Myth: Triggers aren’t a big deal.
It’s popular now to use the phrase “triggered” to mean offended or outraged to the point of losing control. But triggers are much more complex than that, explained Gina Ibarra, a 49-year-old writer in Las Vegas.
“It’s a process of the subconscious mind. When the original violent incident happened, a primitive level of my brain did what it needed to do to stay alive. It associated certain people, places and events with the possibility of imminent death,” she said. “Now when one of those things comes up, my brain pulls the sensations it associated with the event out of the memory vault and says, ‘Hey, remember me?’ It’s meant to propel me into fight, fright or flight so I’ll stay alive. I’m not in danger anymore, but my brain still does it anyway. I’m just wired that way now.”
Myth: Triggers are glaringly obvious.
People who have suffered trauma can be triggered by stimuli that remind them of the inciting event, and it doesn’t always have to be something major. For instance, you don’t have to hear gunshots to be taken back to the scene of a crime that you witnessed.
“Not just the trauma itself, but anything that was happening at the time that may consciously or unconsciously remind them of the event,” said Michael Genovese, chief medical officer of Acadia Healthcare in Nashville.
He added that a trigger might be witnessing something violent, but it also can be something more subtle, like the color of the sweater someone was wearing, the smell of food that was cooking or the sound of a song that was playing on the radio.
“It can be much more debilitating than many imagine,” he explained.
Myth: PTSD shows up right after a traumatic event.
The thought that PTSD happens directly after the trauma that caused it is not always true.
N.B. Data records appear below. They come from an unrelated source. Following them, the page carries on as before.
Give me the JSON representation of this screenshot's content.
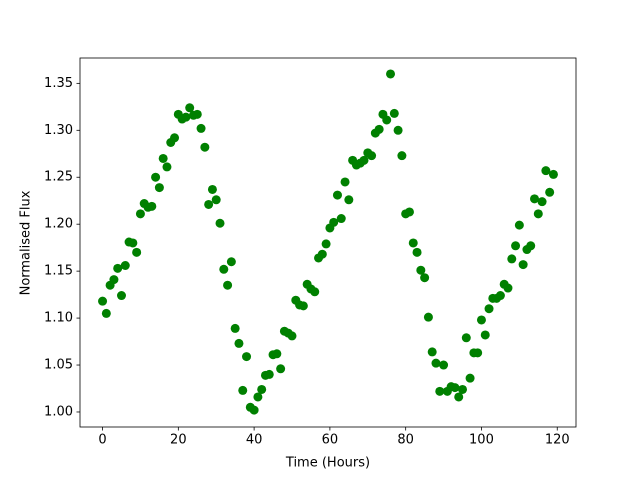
{
  "chart_data": {
    "type": "scatter",
    "xlabel": "Time (Hours)",
    "ylabel": "Normalised Flux",
    "color": "#008000",
    "x": [
      0,
      1,
      2,
      3,
      4,
      5,
      6,
      7,
      8,
      9,
      10,
      11,
      12,
      13,
      14,
      15,
      16,
      17,
      18,
      19,
      20,
      21,
      22,
      23,
      24,
      25,
      26,
      27,
      28,
      29,
      30,
      31,
      32,
      33,
      34,
      35,
      36,
      37,
      38,
      39,
      40,
      41,
      42,
      43,
      44,
      45,
      46,
      47,
      48,
      49,
      50,
      51,
      52,
      53,
      54,
      55,
      56,
      57,
      58,
      59,
      60,
      61,
      62,
      63,
      64,
      65,
      66,
      67,
      68,
      69,
      70,
      71,
      72,
      73,
      74,
      75,
      76,
      77,
      78,
      79,
      80,
      81,
      82,
      83,
      84,
      85,
      86,
      87,
      88,
      89,
      90,
      91,
      92,
      93,
      94,
      95,
      96,
      97,
      98,
      99,
      100,
      101,
      102,
      103,
      104,
      105,
      106,
      107,
      108,
      109,
      110,
      111,
      112,
      113,
      114,
      115,
      116,
      117,
      118,
      119
    ],
    "y": [
      1.118,
      1.105,
      1.135,
      1.141,
      1.153,
      1.124,
      1.156,
      1.181,
      1.18,
      1.17,
      1.211,
      1.222,
      1.218,
      1.219,
      1.25,
      1.239,
      1.27,
      1.261,
      1.287,
      1.292,
      1.317,
      1.312,
      1.314,
      1.324,
      1.316,
      1.317,
      1.302,
      1.282,
      1.221,
      1.237,
      1.226,
      1.201,
      1.152,
      1.135,
      1.16,
      1.089,
      1.073,
      1.023,
      1.059,
      1.005,
      1.002,
      1.016,
      1.024,
      1.039,
      1.04,
      1.061,
      1.062,
      1.046,
      1.086,
      1.084,
      1.081,
      1.119,
      1.114,
      1.113,
      1.136,
      1.131,
      1.128,
      1.164,
      1.168,
      1.179,
      1.196,
      1.202,
      1.231,
      1.206,
      1.245,
      1.226,
      1.268,
      1.263,
      1.265,
      1.268,
      1.276,
      1.273,
      1.297,
      1.301,
      1.317,
      1.311,
      1.36,
      1.318,
      1.3,
      1.273,
      1.211,
      1.213,
      1.18,
      1.17,
      1.151,
      1.143,
      1.101,
      1.064,
      1.052,
      1.022,
      1.05,
      1.022,
      1.027,
      1.026,
      1.016,
      1.024,
      1.079,
      1.036,
      1.063,
      1.063,
      1.098,
      1.082,
      1.11,
      1.121,
      1.121,
      1.124,
      1.136,
      1.132,
      1.163,
      1.177,
      1.199,
      1.157,
      1.173,
      1.177,
      1.227,
      1.211,
      1.224,
      1.257,
      1.234,
      1.253
    ],
    "xlim": [
      -5.95,
      124.95
    ],
    "ylim": [
      0.984,
      1.377
    ],
    "xticks": [
      0,
      20,
      40,
      60,
      80,
      100,
      120
    ],
    "yticks": [
      {
        "value": 1.0,
        "label": "1.00"
      },
      1.05,
      {
        "value": 1.1,
        "label": "1.10"
      },
      1.15,
      {
        "value": 1.2,
        "label": "1.20"
      },
      1.25,
      {
        "value": 1.3,
        "label": "1.30"
      },
      1.35
    ]
  }
}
“Friends, family and the public in general aren’t aware that it can be way after the situation later that a person will experience the symptoms ― especially if they’ve compartmentalized their feelings or hidden them,” said Mike Robinson, founder of the Global Cannabinoid Research Center in Santa Barbara, California, and someone who lives with PTSD.
“If an individual, like myself, has PTSD from a wreck that also caused physical injuries, then their symptoms will likely be worsened by the ongoing treatment of the injuries or the disability that may have been caused by it, either physical or mental,” Robinson, 53, said.